Abstract Description: The Circular Economy (CE) is a model that promotes in the transition toward sustainability, yet several factors can influence CE uptake. Internal and external company pressures can motivate or demotivate a company to improve their CE efforts, and there is a lack of understanding of how these pressures, and the adoption of CE practices can be measured.
To measure CE adoption within firms the study used a CE model aligned with sustainability. The CE model included actions that contained a focus on waste, by-products, and other output activities. Secondly, methods incorporated a social-science theory, evaluating self-determination. The theory defined the levels of motivation and regulation that promote self-determination. A well-established method, the Motivation Toward the Environment Scale (MTES) has been widely used to measure self-determination toward the environment. However, this research adapted the MTES for measuring self-determination of leaders within a company, where twelve statements were asked to company leaders, with each statement referring to a level of self-determination.
The results included data from sixty-nine manufacturers where descriptive statistics were used to investigate firm’s adoption of the CE. The results found that some CE practices were universally adopted compared to others, such as education and design that were rarely adopted but vital to full CE adoption. A key finding was the significance of leadership’s self-determination on positively influencing the uptake of the CE. The results discovered that when company leaders were unmotivated, they were significantly less inclined to adopt the CE, and would regularly only adopt “low-hanging fruits”, whilst those that were motivated, and thus, self-determined, were more likely to adopt CE actions ranging across several CE principles. The study provided a preeminent first glance into this manufacturing community and trialed a novel technique for measuring the adoption of sustainability using the CE.

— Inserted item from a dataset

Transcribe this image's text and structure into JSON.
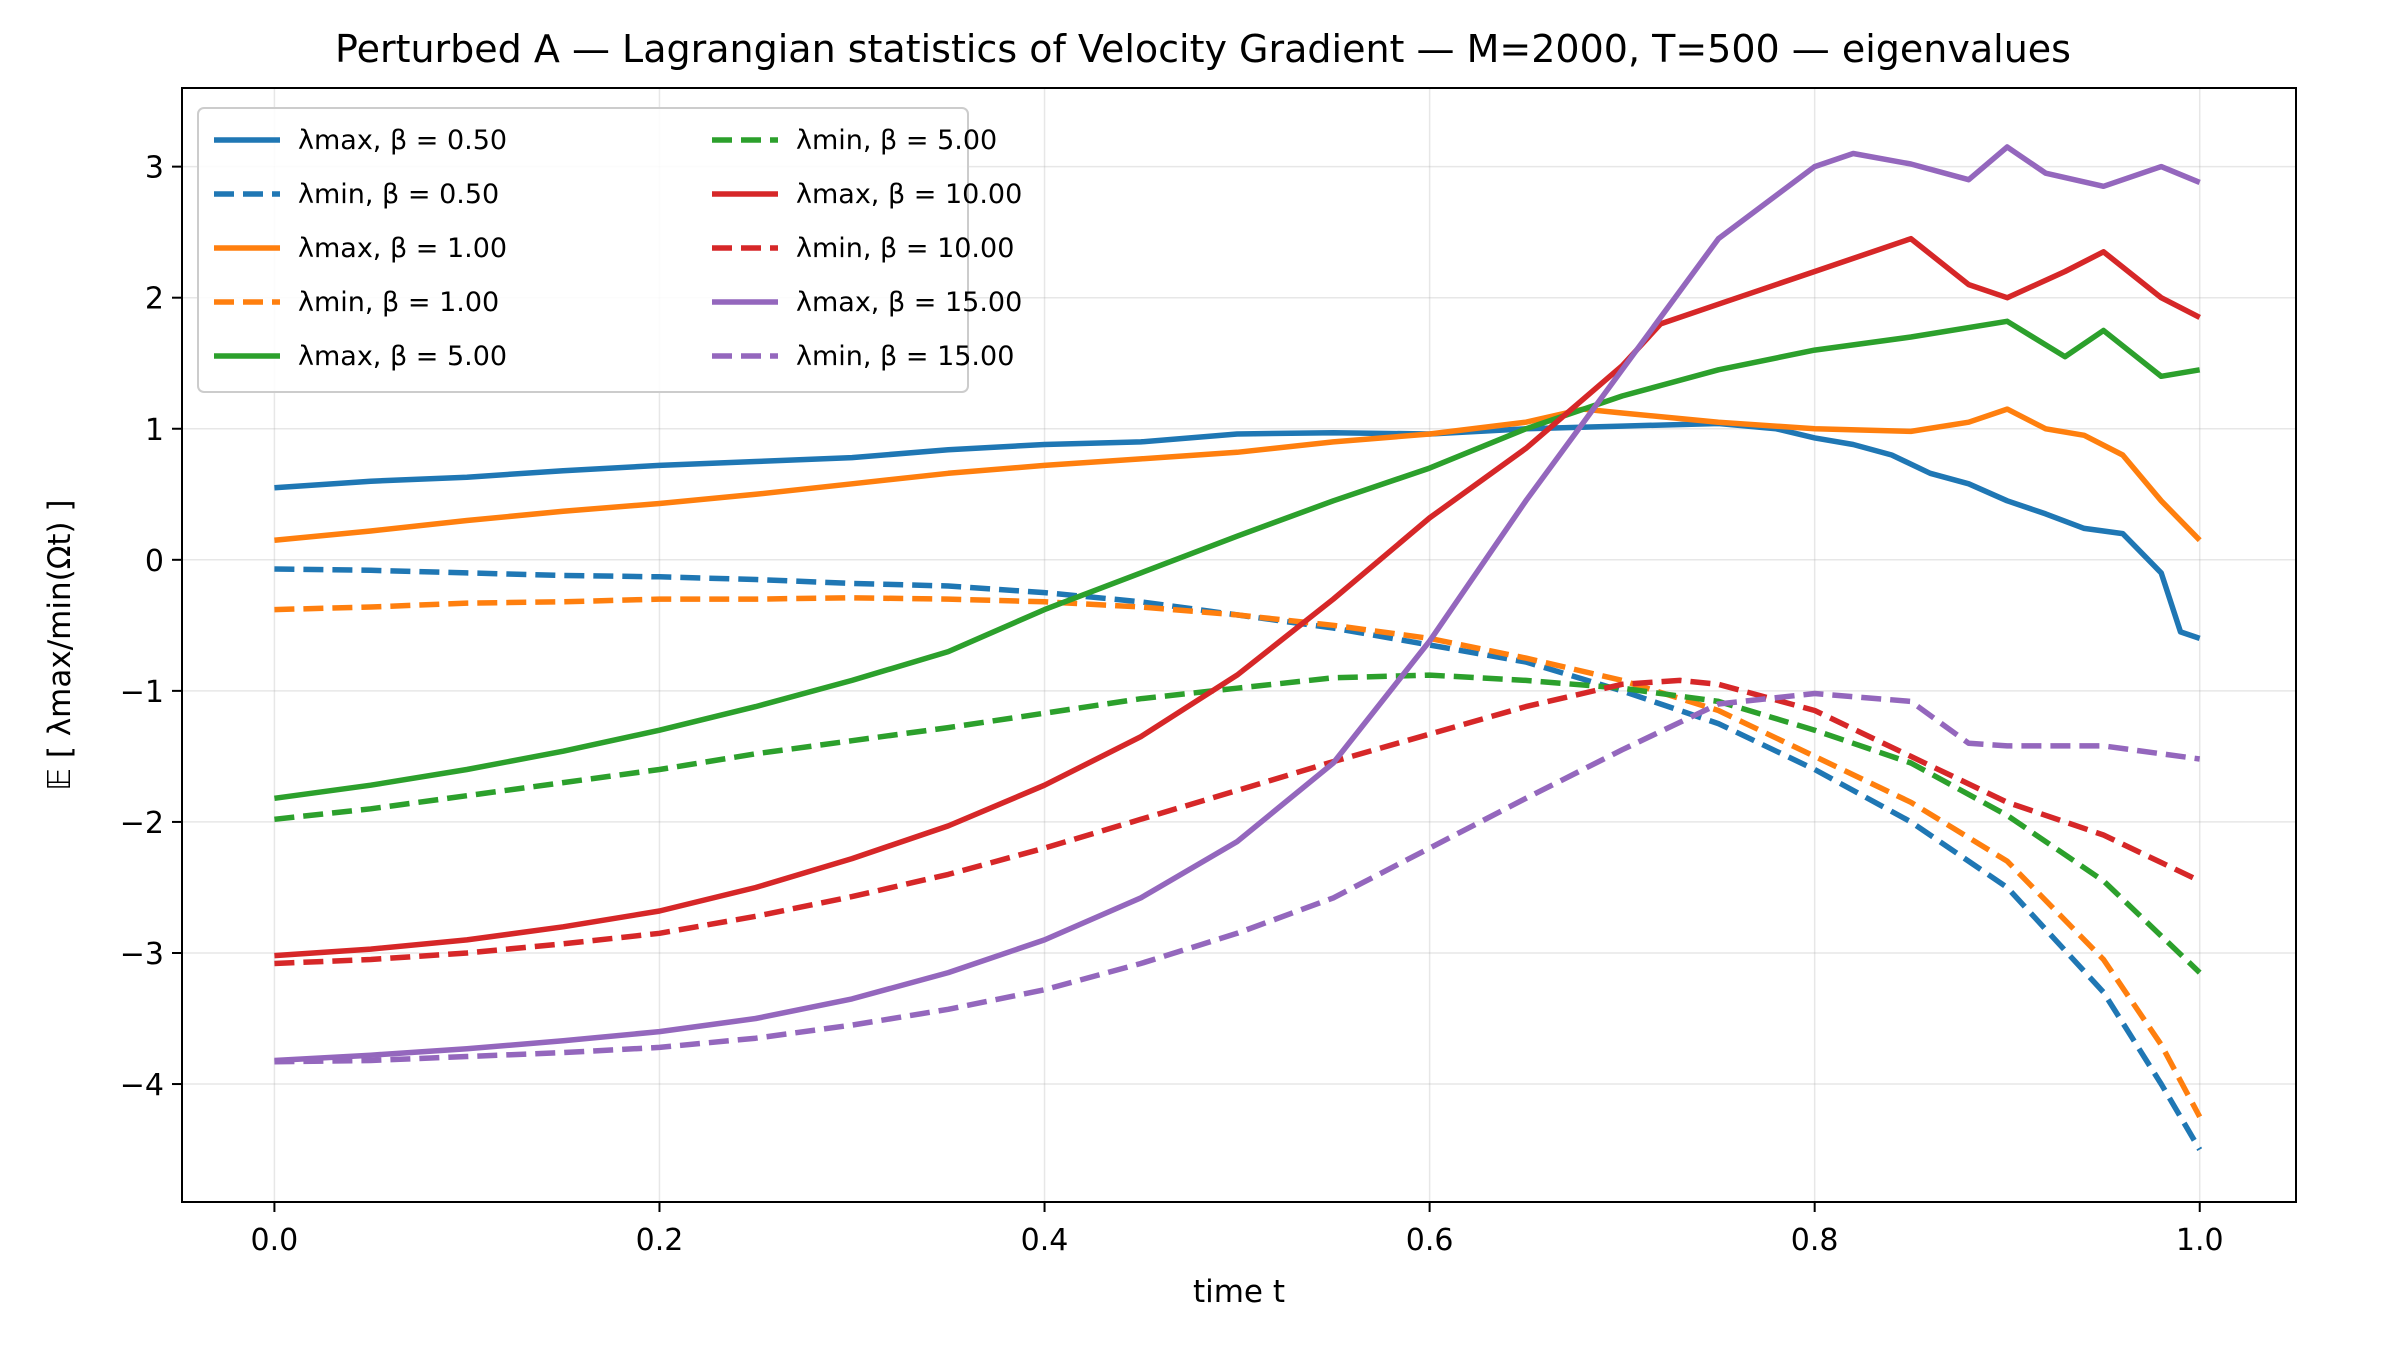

Overall, this research paves the way for a novel technique that can be used to help practically investigate how CE practices are adopted. Furthermore, the study opens new research avenues that can be utilized globally to measure not just CE uptake, but also to better understand how leadership motivation influences sustainability progress. The study was developed to enable future data analysis to use similar methods to investigate CE uptake across other geographic areas and industries. As sustainability requirements expand over the United States, these CE studies allow for key comparisons, which can help to inform practical CE adoption to achieve sustainability.